Dalla Lana School of Public Health, University of Toronto, 155 College Street Room 560, Toronto, ON, M5T 3M7, Canada.
Department of Psychology, Clark University, 950 Main St., Worcester, MA, 01610, USA.
Matern Child Health J. 2019 Aug;23(8):1071-1078. doi: 10.1007/s10995-019-02741-4.

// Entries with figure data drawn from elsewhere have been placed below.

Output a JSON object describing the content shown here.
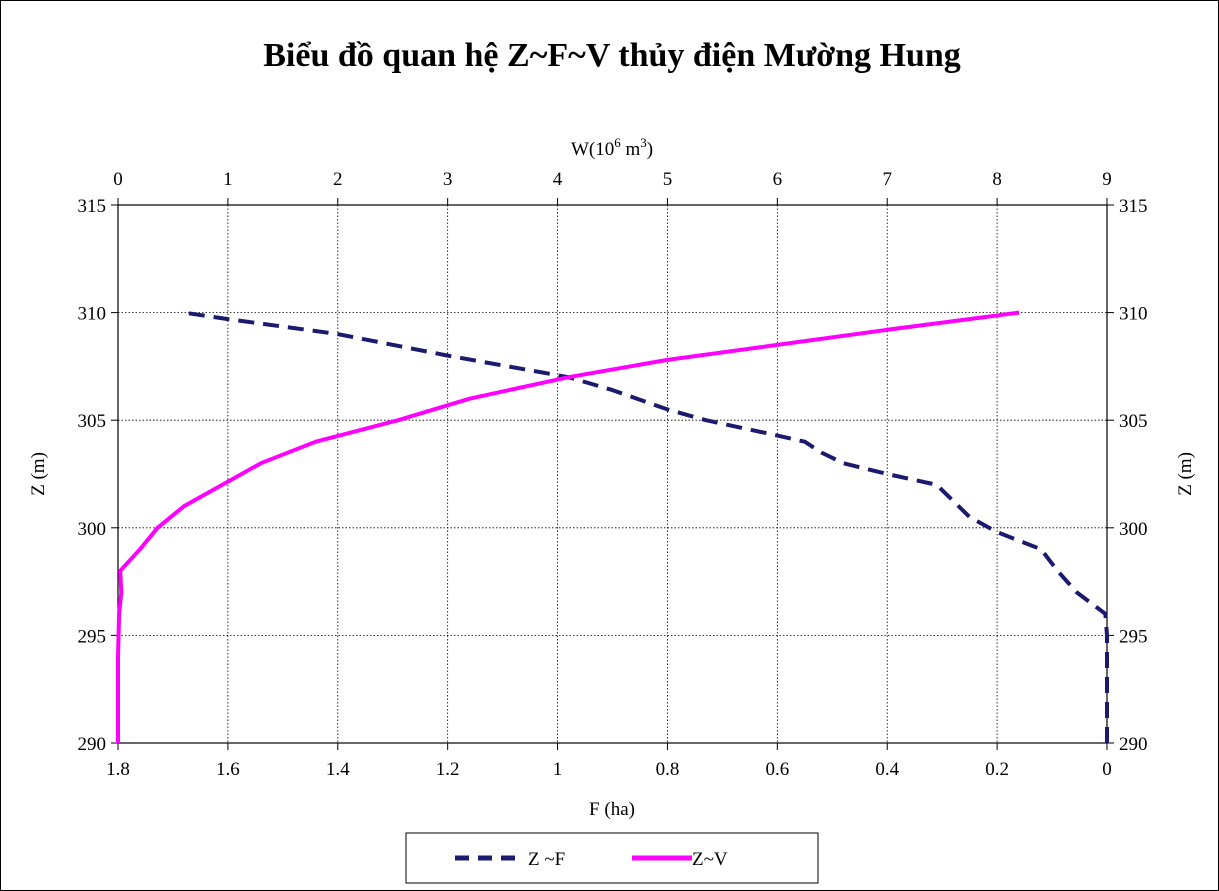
{
  "chart_data": {
    "type": "line",
    "title": "Biểu đồ quan hệ Z~F~V thủy điện Mường Hung",
    "y_axis": {
      "label": "Z (m)",
      "range": [
        290,
        315
      ],
      "ticks": [
        "290",
        "295",
        "300",
        "305",
        "310",
        "315"
      ]
    },
    "x_bottom_axis": {
      "label": "F (ha)",
      "range": [
        1.8,
        0
      ],
      "reversed": true,
      "ticks": [
        "1.8",
        "1.6",
        "1.4",
        "1.2",
        "1",
        "0.8",
        "0.6",
        "0.4",
        "0.2",
        "0"
      ]
    },
    "x_top_axis": {
      "label": "W(10",
      "label_sup": "6",
      "label_unit": " m",
      "label_sup2": "3",
      "label_end": ")",
      "range": [
        0,
        9
      ],
      "ticks": [
        "0",
        "1",
        "2",
        "3",
        "4",
        "5",
        "6",
        "7",
        "8",
        "9"
      ]
    },
    "grid": true,
    "legend_position": "bottom-center",
    "series": [
      {
        "name": "Z ~F",
        "axis": "F",
        "color": "#1a1a6e",
        "style": "dashed",
        "points": [
          [
            0.0,
            290
          ],
          [
            0.0,
            295
          ],
          [
            0.003,
            296
          ],
          [
            0.055,
            297
          ],
          [
            0.09,
            298
          ],
          [
            0.12,
            299
          ],
          [
            0.2,
            299.8
          ],
          [
            0.25,
            300.5
          ],
          [
            0.31,
            302
          ],
          [
            0.4,
            302.5
          ],
          [
            0.48,
            303
          ],
          [
            0.52,
            303.5
          ],
          [
            0.55,
            304
          ],
          [
            0.62,
            304.4
          ],
          [
            0.73,
            305
          ],
          [
            0.8,
            305.5
          ],
          [
            0.9,
            306.4
          ],
          [
            0.98,
            307
          ],
          [
            1.2,
            308
          ],
          [
            1.4,
            309
          ],
          [
            1.6,
            309.7
          ],
          [
            1.68,
            310
          ]
        ]
      },
      {
        "name": "Z~V",
        "axis": "W",
        "color": "#ff00ff",
        "style": "solid",
        "points": [
          [
            0.0,
            290
          ],
          [
            0.0,
            294
          ],
          [
            0.01,
            296
          ],
          [
            0.03,
            297
          ],
          [
            0.02,
            298
          ],
          [
            0.2,
            299
          ],
          [
            0.36,
            300
          ],
          [
            0.6,
            301
          ],
          [
            0.95,
            302
          ],
          [
            1.3,
            303
          ],
          [
            1.8,
            304
          ],
          [
            2.55,
            305
          ],
          [
            3.2,
            306
          ],
          [
            4.1,
            307
          ],
          [
            5.0,
            307.8
          ],
          [
            6.0,
            308.5
          ],
          [
            7.0,
            309.2
          ],
          [
            8.2,
            310
          ]
        ]
      }
    ]
  }
}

Objectives This study sought to explore how sexual minority women (SMW) and heterosexual women compare in terms of reproductive history, with a particular focus on examining within-group differences among SMW. Methods Women were predominantly recruited through consecutive sampling during presentation for prenatal care in Toronto Canada, and Massachusetts, USA. In total, 96 partnered pregnant women (62 SMW, 34 heterosexual) completed an internet survey during 2013-2015. Results We found few significant differences in reproductive history outcomes when comparing SMW and heterosexual groups. However, when we compared male-partnered SMW to female-partnered SMW, we found potentially important differences in rates of miscarriage and pregnancy complications, indicating that partner gender may be an important contributor to differences in reproductive history among SMW. Conclusions for Practice These findings highlight the need to recognize the unique health risks with which male-partnered SMW may present. Considering that this group is often invisible in clinical practice, the findings from this exploratory study have important implications for providers who treat women during the transition to parenthood. Future research should further examine the differences in social and health access within larger samples of SMW groups, as well as seek to understand the complex relationships between sexual identity and perinatal health for this understudied group of women.
目的 本研究旨在探讨性少数群体女性(SMW)与异性恋女性在生育史方面的差异,并特别关注 SMW 群体内的差异。
方法 主要通过在加拿大多伦多和美国马萨诸塞州就诊的产前护理过程中连续抽样招募女性。共有 96 名有伴侣的孕妇(62 名 SMW,34 名异性恋)于 2013 年至 2015 年间完成了一项网络调查。
结果 在比较 SMW 和异性恋群体的生育史结果时,我们发现几乎没有显著差异。然而,当我们将男性伴侣的 SMW 与女性伴侣的 SMW 进行比较时,我们发现流产率和妊娠并发症存在潜在的重要差异,这表明伴侣的性别可能是 SMW 生育史差异的一个重要因素。
实践结论 这些发现强调了需要认识到男性伴侣的 SMW 可能存在的独特健康风险。考虑到这一群体在临床实践中往往不被注意到,这项探索性研究的结果对治疗处于向父母过渡阶段的女性的提供者具有重要意义。未来的研究应该进一步研究更大的 SMW 群体中社会和健康机会的差异,并寻求理解性身份与围产期健康之间的复杂关系,因为这是一个对女性群体研究不足的领域。